NOTE: My intent is to write this story in real time. I will make edits, additions, and subtractions as I go along based on your comments and suggestions and my own thoughts. Writing the story in real time means you will see the good, the bad and the ugly. I will rewrite whenever I feel the need so if you go back you will see changes. If I am successful, my hope is to end with a book worthy of publishing.
The Frolic Café is my story. The Frolic refers to an actual schooner that was shipwrecked off the Mendocino coast in 1850. Everything else in my story is fiction. Fiction means “created, invented and made up”—that is, not real, didn’t actually happen. None of the events in this story really happened, none of the characters are real no matter what you think. Everything you read is a lie.
At 9:30 PM on July 25th, 1850 a wind-powered brig named the Frolic ran onto the rocks near Point Cabrillo on the Mendocino coast and sank. It’s in the history books. You can look it up. What isn’t in the history books is what happened to the crew. Some made it to Big River Beach called Bool-dam by the local Pomo people; others refused to leave the Frolic in the rough ocean. The Frolic’s captain and officers and a few of the crew rowed one of the long boats south to Bodega Bay and reported the shipwreck. The others decided to travel by land. They were never heard from again.
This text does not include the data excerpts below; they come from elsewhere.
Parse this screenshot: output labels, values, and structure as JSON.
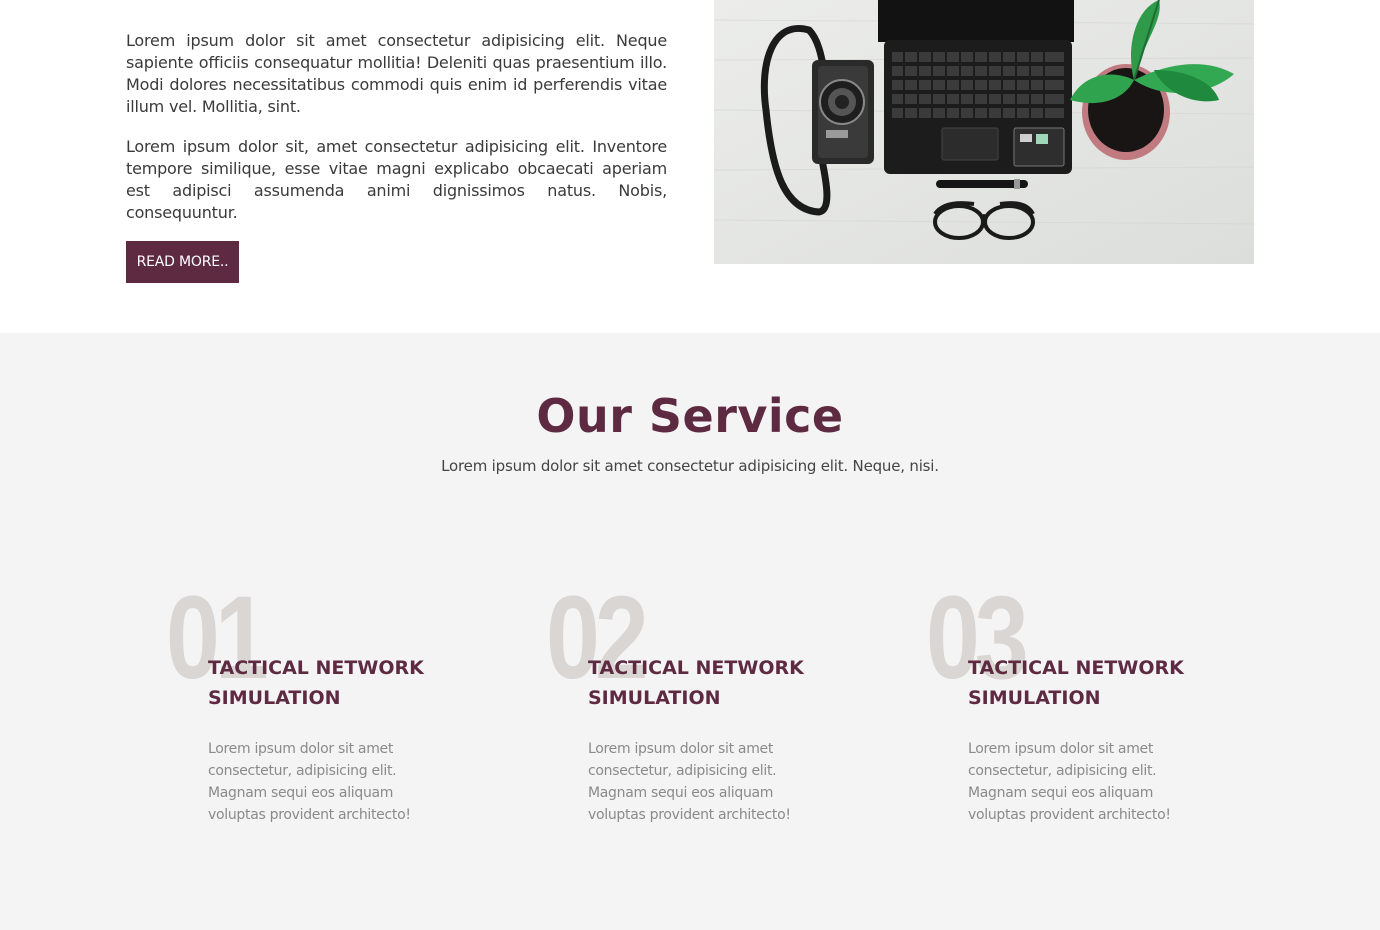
{
  "about": {
    "paragraphs": [
      "Lorem ipsum dolor sit amet consectetur adipisicing elit. Neque sapiente officiis consequatur mollitia! Deleniti quas praesentium illo. Modi dolores necessitatibus commodi quis enim id perferendis vitae illum vel. Mollitia, sint.",
      "Lorem ipsum dolor sit, amet consectetur adipisicing elit. Inventore tempore similique, esse vitae magni explicabo obcaecati aperiam est adipisci assumenda animi dignissimos natus. Nobis, consequuntur."
    ],
    "read_more_label": "READ MORE.."
  },
  "service": {
    "title": "Our Service",
    "subtitle": "Lorem ipsum dolor sit amet consectetur adipisicing elit. Neque, nisi.",
    "cards": [
      {
        "number": "01",
        "title": "TACTICAL NETWORK SIMULATION",
        "description": "Lorem ipsum dolor sit amet consectetur, adipisicing elit. Magnam sequi eos aliquam voluptas provident architecto!"
      },
      {
        "number": "02",
        "title": "TACTICAL NETWORK SIMULATION",
        "description": "Lorem ipsum dolor sit amet consectetur, adipisicing elit. Magnam sequi eos aliquam voluptas provident architecto!"
      },
      {
        "number": "03",
        "title": "TACTICAL NETWORK SIMULATION",
        "description": "Lorem ipsum dolor sit amet consectetur, adipisicing elit. Magnam sequi eos aliquam voluptas provident architecto!"
      }
    ]
  },
  "colors": {
    "accent": "#5e2a42",
    "number_gray": "#d9d6d3",
    "section_bg": "#f4f4f4"
  }
}
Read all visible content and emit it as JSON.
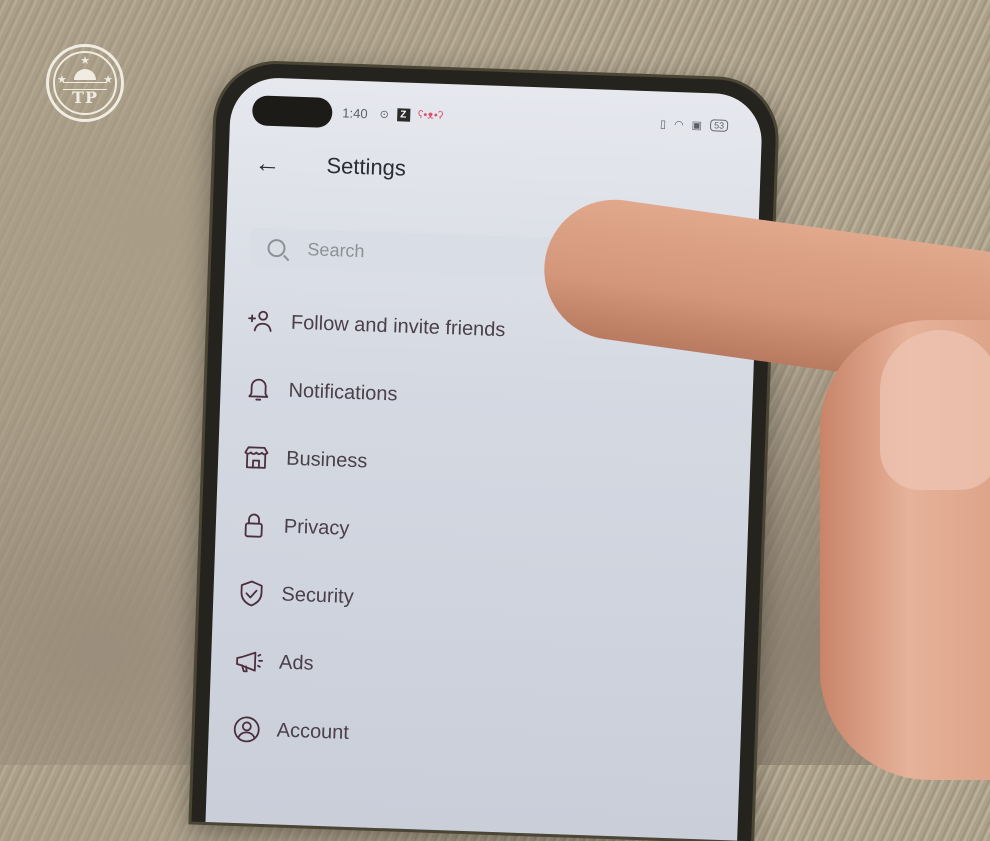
{
  "watermark": {
    "text": "TP",
    "stars": 3
  },
  "status_bar": {
    "time": "1:40",
    "left_icons": [
      "record-icon",
      "z-app-icon",
      "panda-app-icon"
    ],
    "right_icons": [
      "vibrate-icon",
      "wifi-icon",
      "cast-icon"
    ],
    "battery": "53"
  },
  "header": {
    "back_icon": "back-arrow-icon",
    "title": "Settings"
  },
  "search": {
    "placeholder": "Search"
  },
  "menu": [
    {
      "icon": "add-person-icon",
      "label": "Follow and invite friends"
    },
    {
      "icon": "bell-icon",
      "label": "Notifications"
    },
    {
      "icon": "store-icon",
      "label": "Business"
    },
    {
      "icon": "lock-icon",
      "label": "Privacy"
    },
    {
      "icon": "shield-check-icon",
      "label": "Security"
    },
    {
      "icon": "megaphone-icon",
      "label": "Ads"
    },
    {
      "icon": "account-circle-icon",
      "label": "Account"
    }
  ]
}
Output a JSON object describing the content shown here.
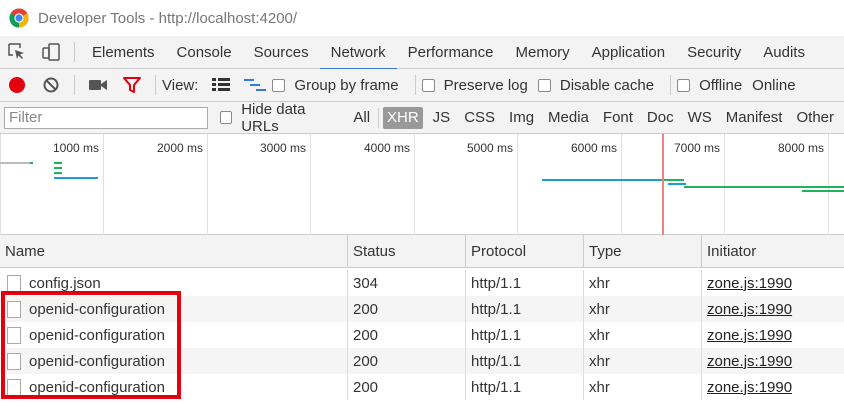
{
  "window": {
    "title": "Developer Tools - http://localhost:4200/"
  },
  "tabs": [
    "Elements",
    "Console",
    "Sources",
    "Network",
    "Performance",
    "Memory",
    "Application",
    "Security",
    "Audits"
  ],
  "active_tab": "Network",
  "toolbar": {
    "view_label": "View:",
    "group_by_frame": "Group by frame",
    "preserve_log": "Preserve log",
    "disable_cache": "Disable cache",
    "offline": "Offline",
    "online": "Online"
  },
  "filter": {
    "placeholder": "Filter",
    "hide_data_urls": "Hide data URLs",
    "types": [
      "All",
      "XHR",
      "JS",
      "CSS",
      "Img",
      "Media",
      "Font",
      "Doc",
      "WS",
      "Manifest",
      "Other"
    ],
    "active_type": "XHR"
  },
  "overview": {
    "ticks": [
      "1000 ms",
      "2000 ms",
      "3000 ms",
      "4000 ms",
      "5000 ms",
      "6000 ms",
      "7000 ms",
      "8000 ms"
    ]
  },
  "table": {
    "columns": [
      "Name",
      "Status",
      "Protocol",
      "Type",
      "Initiator"
    ],
    "rows": [
      {
        "name": "config.json",
        "status": "304",
        "protocol": "http/1.1",
        "type": "xhr",
        "initiator": "zone.js:1990"
      },
      {
        "name": "openid-configuration",
        "status": "200",
        "protocol": "http/1.1",
        "type": "xhr",
        "initiator": "zone.js:1990"
      },
      {
        "name": "openid-configuration",
        "status": "200",
        "protocol": "http/1.1",
        "type": "xhr",
        "initiator": "zone.js:1990"
      },
      {
        "name": "openid-configuration",
        "status": "200",
        "protocol": "http/1.1",
        "type": "xhr",
        "initiator": "zone.js:1990"
      },
      {
        "name": "openid-configuration",
        "status": "200",
        "protocol": "http/1.1",
        "type": "xhr",
        "initiator": "zone.js:1990"
      }
    ]
  },
  "colors": {
    "accent": "#3879d9",
    "record": "#e3000f",
    "filter_icon": "#e3000f",
    "highlight": "#e3000f",
    "waiting_bar": "#1a9dd9",
    "download_bar": "#1fb35a",
    "load_line": "#f18080"
  }
}
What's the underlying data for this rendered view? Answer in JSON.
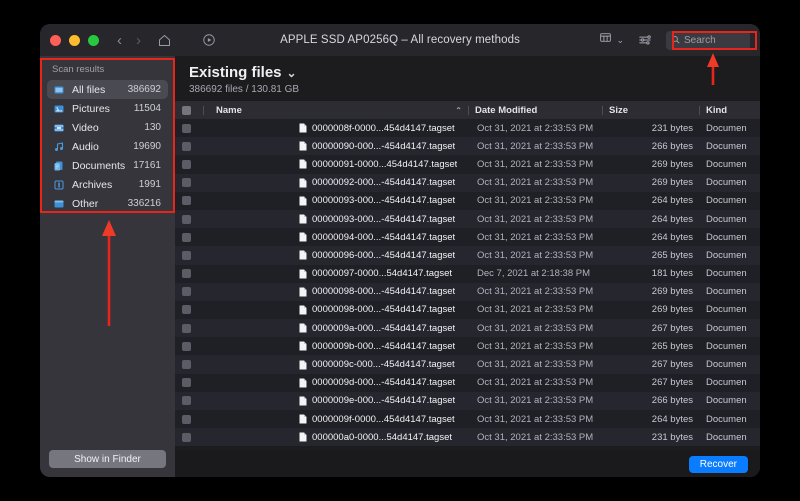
{
  "window": {
    "title": "APPLE SSD AP0256Q – All recovery methods",
    "traffic_lights": [
      "close",
      "minimize",
      "maximize"
    ],
    "colors": {
      "close": "#ff5f57",
      "minimize": "#febc2e",
      "maximize": "#28c840",
      "accent": "#0a7cff",
      "annotation": "#e8251b"
    }
  },
  "toolbar": {
    "back_icon": "chevron-left-icon",
    "forward_icon": "chevron-right-icon",
    "home_icon": "home-icon",
    "play_icon": "play-circle-icon",
    "view_icon": "grid-view-icon",
    "view_chevron": "⌄",
    "filter_icon": "filter-sliders-icon",
    "search_icon": "search-icon",
    "search_placeholder": "Search",
    "search_value": ""
  },
  "sidebar": {
    "title": "Scan results",
    "items": [
      {
        "label": "All files",
        "count": "386692",
        "icon": "all-files-icon",
        "selected": true
      },
      {
        "label": "Pictures",
        "count": "11504",
        "icon": "pictures-icon",
        "selected": false
      },
      {
        "label": "Video",
        "count": "130",
        "icon": "video-icon",
        "selected": false
      },
      {
        "label": "Audio",
        "count": "19690",
        "icon": "audio-icon",
        "selected": false
      },
      {
        "label": "Documents",
        "count": "17161",
        "icon": "documents-icon",
        "selected": false
      },
      {
        "label": "Archives",
        "count": "1991",
        "icon": "archives-icon",
        "selected": false
      },
      {
        "label": "Other",
        "count": "336216",
        "icon": "other-icon",
        "selected": false
      }
    ],
    "show_in_finder_label": "Show in Finder"
  },
  "main": {
    "title": "Existing files",
    "title_chevron": "⌄",
    "subtitle": "386692 files / 130.81 GB"
  },
  "table": {
    "columns": [
      "Name",
      "Date Modified",
      "Size",
      "Kind"
    ],
    "sort_indicator": "⌃",
    "rows": [
      {
        "name": "0000008f-0000...454d4147.tagset",
        "date": "Oct 31, 2021 at 2:33:53 PM",
        "size": "231 bytes",
        "kind": "Documen"
      },
      {
        "name": "00000090-000...-454d4147.tagset",
        "date": "Oct 31, 2021 at 2:33:53 PM",
        "size": "266 bytes",
        "kind": "Documen"
      },
      {
        "name": "00000091-0000...454d4147.tagset",
        "date": "Oct 31, 2021 at 2:33:53 PM",
        "size": "269 bytes",
        "kind": "Documen"
      },
      {
        "name": "00000092-000...-454d4147.tagset",
        "date": "Oct 31, 2021 at 2:33:53 PM",
        "size": "269 bytes",
        "kind": "Documen"
      },
      {
        "name": "00000093-000...-454d4147.tagset",
        "date": "Oct 31, 2021 at 2:33:53 PM",
        "size": "264 bytes",
        "kind": "Documen"
      },
      {
        "name": "00000093-000...-454d4147.tagset",
        "date": "Oct 31, 2021 at 2:33:53 PM",
        "size": "264 bytes",
        "kind": "Documen"
      },
      {
        "name": "00000094-000...-454d4147.tagset",
        "date": "Oct 31, 2021 at 2:33:53 PM",
        "size": "264 bytes",
        "kind": "Documen"
      },
      {
        "name": "00000096-000...-454d4147.tagset",
        "date": "Oct 31, 2021 at 2:33:53 PM",
        "size": "265 bytes",
        "kind": "Documen"
      },
      {
        "name": "00000097-0000...54d4147.tagset",
        "date": "Dec 7, 2021 at 2:18:38 PM",
        "size": "181 bytes",
        "kind": "Documen"
      },
      {
        "name": "00000098-000...-454d4147.tagset",
        "date": "Oct 31, 2021 at 2:33:53 PM",
        "size": "269 bytes",
        "kind": "Documen"
      },
      {
        "name": "00000098-000...-454d4147.tagset",
        "date": "Oct 31, 2021 at 2:33:53 PM",
        "size": "269 bytes",
        "kind": "Documen"
      },
      {
        "name": "0000009a-000...-454d4147.tagset",
        "date": "Oct 31, 2021 at 2:33:53 PM",
        "size": "267 bytes",
        "kind": "Documen"
      },
      {
        "name": "0000009b-000...-454d4147.tagset",
        "date": "Oct 31, 2021 at 2:33:53 PM",
        "size": "265 bytes",
        "kind": "Documen"
      },
      {
        "name": "0000009c-000...-454d4147.tagset",
        "date": "Oct 31, 2021 at 2:33:53 PM",
        "size": "267 bytes",
        "kind": "Documen"
      },
      {
        "name": "0000009d-000...-454d4147.tagset",
        "date": "Oct 31, 2021 at 2:33:53 PM",
        "size": "267 bytes",
        "kind": "Documen"
      },
      {
        "name": "0000009e-000...-454d4147.tagset",
        "date": "Oct 31, 2021 at 2:33:53 PM",
        "size": "266 bytes",
        "kind": "Documen"
      },
      {
        "name": "0000009f-0000...454d4147.tagset",
        "date": "Oct 31, 2021 at 2:33:53 PM",
        "size": "264 bytes",
        "kind": "Documen"
      },
      {
        "name": "000000a0-0000...54d4147.tagset",
        "date": "Oct 31, 2021 at 2:33:53 PM",
        "size": "231 bytes",
        "kind": "Documen"
      }
    ]
  },
  "footer": {
    "recover_label": "Recover"
  }
}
A group headed overland up the coast from San Francisco to see if anything could be salvaged. The local Pomo people had already taken most of the easy pickings. The rest was at the bottom of the ocean. These first white men to visit this part of the north coast discovered the redwood forest. Logging began shortly thereafter and the Mendocino coast grew rapidly. What happened to the members of the Frolic crew who traveled by land remains a mystery. Some say the Pomo people took them captive. Others say they got lost and died from starvation. No one knows for sure. They were never heard from again.
Chapter 1
A car drives by. Stops. Backs toward him.
“Hey, Mac, you okay? Need any help?”
He looks into a stranger’s face.
“Are you okay Mac? You look lost.”
“Okay,” he says and walks on.
The stranger continues down the road toward the ocean where the man came from. Other cars pass the man by. He falls further into the ether. Concentric rings fan out from the lump of coal in his head. Dizzy. Hop. Hop, hop. Bobble. Hop. Bobble, bobble. Hop, hop. Splat. He falls on his face. Passes out.
He awakes in a strange room, walls and ceiling of rough-cut pine. The knots swirl this way and that. Slowly two sets of eyes materialize. Green and brown. Two women.
“His eyes are open,” says the blond.
The brunette speaks tentatively. “Do you see us? Can you hear us?”
“I see you. I hear you,” he mumbles.
“What’s your name?”
He turns to the wall, stares into the empty air, sees a car, a stranger.
“Uh … Mac. It’s Mac,” he says but without conviction.
The two women look doubtingly at each other.
“Mac what?” asks the brunette.
The man closes his eyes but he’s not asleep.
“He’s out again,” says the blond.
“No, just playing possum,” says the brunette. “Mac what, Mister?”
“Just Mac,” he says. “Where am I?”
“How about you tell us who you are and we’ll tell you where you are?”
“Just Mac,” he says again. He sits up.
His clothes are a mess, ripped flannel shirt hanging off his right arm, dirty blue jeans with what looks like blood spots on one leg, scuffed sneakers, untied and half falling off his feet.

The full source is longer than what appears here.